Mary Queen of Scots
Starring Saoirse Ronan, Margot Robbie, Jack Lowden, Guy Pearce, Joe Alwyn, David Tennant
Directed by Josie Rourke
Reviewed by Michael Dalton
[rating: 3/5]
It’s a miracle Mary Queen of Scots, the debut feature by London stage director Josie Rourke, works as well as it does. With liberties taken to beat the band and updated to reflect the age we live in, it’s a beautifully acted, well-appointed look at the rivalry between the Elizabeth 1, a Protestant, and her daring and defiant Catholic cousin Mary Stuart. It has life though, a punch, and plenty of lust, murder, and betrayal. Rourke’s film tells the story of how Mary, who lost her French husband at 18 and then returned to Scotland in 1561, defied her cousin and co-ruled the land. We watch the tomboy-ish Mary astride her horse traverse the rolling mountains while back at the castle, Elizabeth sent entreaties of friendship, and even offered her own lover to Mary in an effort to see her married again. Instead Mary married her own cousin, Henry who, as it happens, preferred men in his chamber (at one point they shared a court musician). The result is ballyhoo followed by the birth of their child James followed by assassination. It should all make for a galloping affair but Rourke, who has an undeniably excellent eye for visual splendour, lets the material down. It’s finally too mechanical and crowded with characters that announce and proclaim.
What is bound to frustrate audiences is how unimaginatively composed the film is. A fractured narrative would’ve lent this history lesson some much needed suspense. Still, with the ethereal Saoirse Ronan as Mary (she gives the film a mighty charge and draws us in) and Margot Robbie as Elizabeth in the lead roles and David Tennant, Jack Lowden, and Guy Pearce (in the most horrendous wig you’ll see in a cinema this year) lending support, the action takes hold nicely, Max Richter’s grand score underpins the scenery and marries with John Mathieson’s sweeping cinematography to great effect, and there’s enougb manipulation and skulduggery to hold the enterprise steady. Rourke drives the point home that it is the men surrounding the ladies in question that lead to all the tragedy. The women use words while the men, who do not want a Catholic to take the throne, demolish. It’s their only response, and it’s a topical point.

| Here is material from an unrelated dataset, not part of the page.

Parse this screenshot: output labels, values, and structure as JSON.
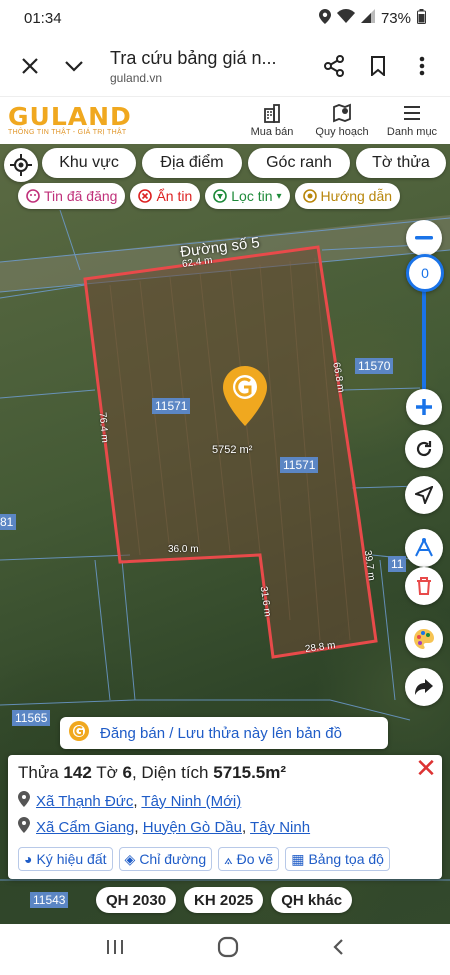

Rourke valiantly illustrates the split factions as Mary and Elizabeth (so strong and assured was she, her advisors come off as secondary) write letters and plot but you rarely feel any connection between the two warring camps. Current award season champion The Favourite starring Olivia Colman, Emma Stone, and Rachel Weisz, another tale of betrayal and strife set in royal court, may be set in a different era but even with arthouse director Yorgos Lanthimos’s sucker punch approach, the course is steady. Here the strife feels wayward and unfocussed.